This post wasn’t supposed to happen. I should be all focused on studying right at this moment, but I can’t resist sharing one of the most important things I’ve learned in the past few weeks. It’s a very simple truth, yet very hard to get a grab of. For once, instead of urging you to become the captain of your life, I am inviting you to let life take the lead.
James Dylan (not the one who sings Led Zeppelin’s covers, the yoga teacher, which is by the way definitely as cool and also has his edge) introduced his class this week with this powerful principle: let yoga do you. I don’t know what was in the air that night, maybe it was because we don’t get as much light these days, or it could have been the full moon’s leftovers, but the energy in the room was low. Usually people seem to attend classes at Wanderlust to push themselves further, to improve their arm balances, to sweat a bit, and the teachers get that, and they create flows taking that desire to move more and more into account. It takes someone who knows its yoga like James to go against that trend, and go with what the room needs. On that particular night, we did not need to work harder, to challenge ourselves more. Instead of that voluntary movement, that constant moving forward, all in control, instead of doing the poses, James suggested we let yoga do us. With as little energy as possible to keep the postures stable and safe, we simply had to follow the sequence and give our breath the opportunity to restore us fully.
How often in life do we accept to be with what is, to let whatever is do us? We are often promoting determination, action, power, all very masculine characteristics. We want to be in control of our lives. We are told that if we are unhappy, it is our fault. That we can, should, do something about it. That we are the masters of our destiny.

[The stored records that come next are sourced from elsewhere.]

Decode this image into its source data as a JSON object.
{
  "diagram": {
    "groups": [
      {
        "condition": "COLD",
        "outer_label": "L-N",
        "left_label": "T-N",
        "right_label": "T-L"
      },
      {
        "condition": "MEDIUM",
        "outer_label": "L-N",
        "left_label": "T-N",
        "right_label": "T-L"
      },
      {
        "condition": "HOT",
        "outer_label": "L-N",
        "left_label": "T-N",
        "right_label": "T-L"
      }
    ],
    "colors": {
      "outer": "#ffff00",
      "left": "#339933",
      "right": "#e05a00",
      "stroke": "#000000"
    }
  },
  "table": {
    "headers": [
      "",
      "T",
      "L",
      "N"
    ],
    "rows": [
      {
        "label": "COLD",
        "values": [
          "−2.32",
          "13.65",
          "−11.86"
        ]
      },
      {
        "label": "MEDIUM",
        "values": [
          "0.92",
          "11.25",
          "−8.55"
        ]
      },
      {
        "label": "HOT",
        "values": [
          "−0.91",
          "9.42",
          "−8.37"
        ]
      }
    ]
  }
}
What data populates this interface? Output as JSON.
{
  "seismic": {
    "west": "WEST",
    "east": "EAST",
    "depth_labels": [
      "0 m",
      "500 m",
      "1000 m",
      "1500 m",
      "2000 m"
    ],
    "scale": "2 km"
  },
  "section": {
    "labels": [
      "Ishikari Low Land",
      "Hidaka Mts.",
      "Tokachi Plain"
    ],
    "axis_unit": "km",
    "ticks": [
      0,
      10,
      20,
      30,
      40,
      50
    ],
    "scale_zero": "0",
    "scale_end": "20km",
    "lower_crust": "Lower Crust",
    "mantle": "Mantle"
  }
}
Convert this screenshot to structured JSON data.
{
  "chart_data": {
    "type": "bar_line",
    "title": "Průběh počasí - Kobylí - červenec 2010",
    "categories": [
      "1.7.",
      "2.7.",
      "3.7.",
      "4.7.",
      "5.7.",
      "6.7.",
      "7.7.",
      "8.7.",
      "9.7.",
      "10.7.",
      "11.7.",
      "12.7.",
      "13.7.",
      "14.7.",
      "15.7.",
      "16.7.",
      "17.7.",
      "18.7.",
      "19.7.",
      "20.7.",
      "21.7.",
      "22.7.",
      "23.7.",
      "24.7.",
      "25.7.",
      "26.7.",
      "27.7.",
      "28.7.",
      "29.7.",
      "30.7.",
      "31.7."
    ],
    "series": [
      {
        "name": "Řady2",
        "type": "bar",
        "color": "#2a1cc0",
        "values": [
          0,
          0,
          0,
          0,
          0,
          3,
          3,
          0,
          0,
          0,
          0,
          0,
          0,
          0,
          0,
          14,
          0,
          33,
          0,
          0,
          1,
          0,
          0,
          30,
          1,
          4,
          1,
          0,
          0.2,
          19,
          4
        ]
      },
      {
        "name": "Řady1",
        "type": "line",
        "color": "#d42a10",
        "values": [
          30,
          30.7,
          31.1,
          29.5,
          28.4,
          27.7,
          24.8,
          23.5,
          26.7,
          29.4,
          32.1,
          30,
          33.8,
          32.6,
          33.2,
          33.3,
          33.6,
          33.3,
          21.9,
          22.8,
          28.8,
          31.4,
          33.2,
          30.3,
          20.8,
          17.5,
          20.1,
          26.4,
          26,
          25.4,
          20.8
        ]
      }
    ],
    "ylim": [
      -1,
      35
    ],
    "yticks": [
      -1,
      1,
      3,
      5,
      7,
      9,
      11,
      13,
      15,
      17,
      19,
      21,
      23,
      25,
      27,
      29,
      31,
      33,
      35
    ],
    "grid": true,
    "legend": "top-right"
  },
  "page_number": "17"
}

All of this is true. We can definitely choose the outlook we have on our life, choose to frame it in a positive way or stay stuck into that gray cloud we can create around ourselves. But sometimes, taking a break is good. You should take a break, I strongly recommend you do. Because as we keep on pushing and pushing, we forget sometimes to reap the benefits of our hard work. As we focus on practicing day after day on our yoga mat to improve our sun salutation, our warriors, we forget sometimes to simply let the yoga perform its magic. Just like when you are training, it is on the rest days that you get stronger. Just like when you are cycling, you can use the momentum you created to relax a bit. You don’t have to push more to get faster. You can let yoga do the work, and see where it takes you.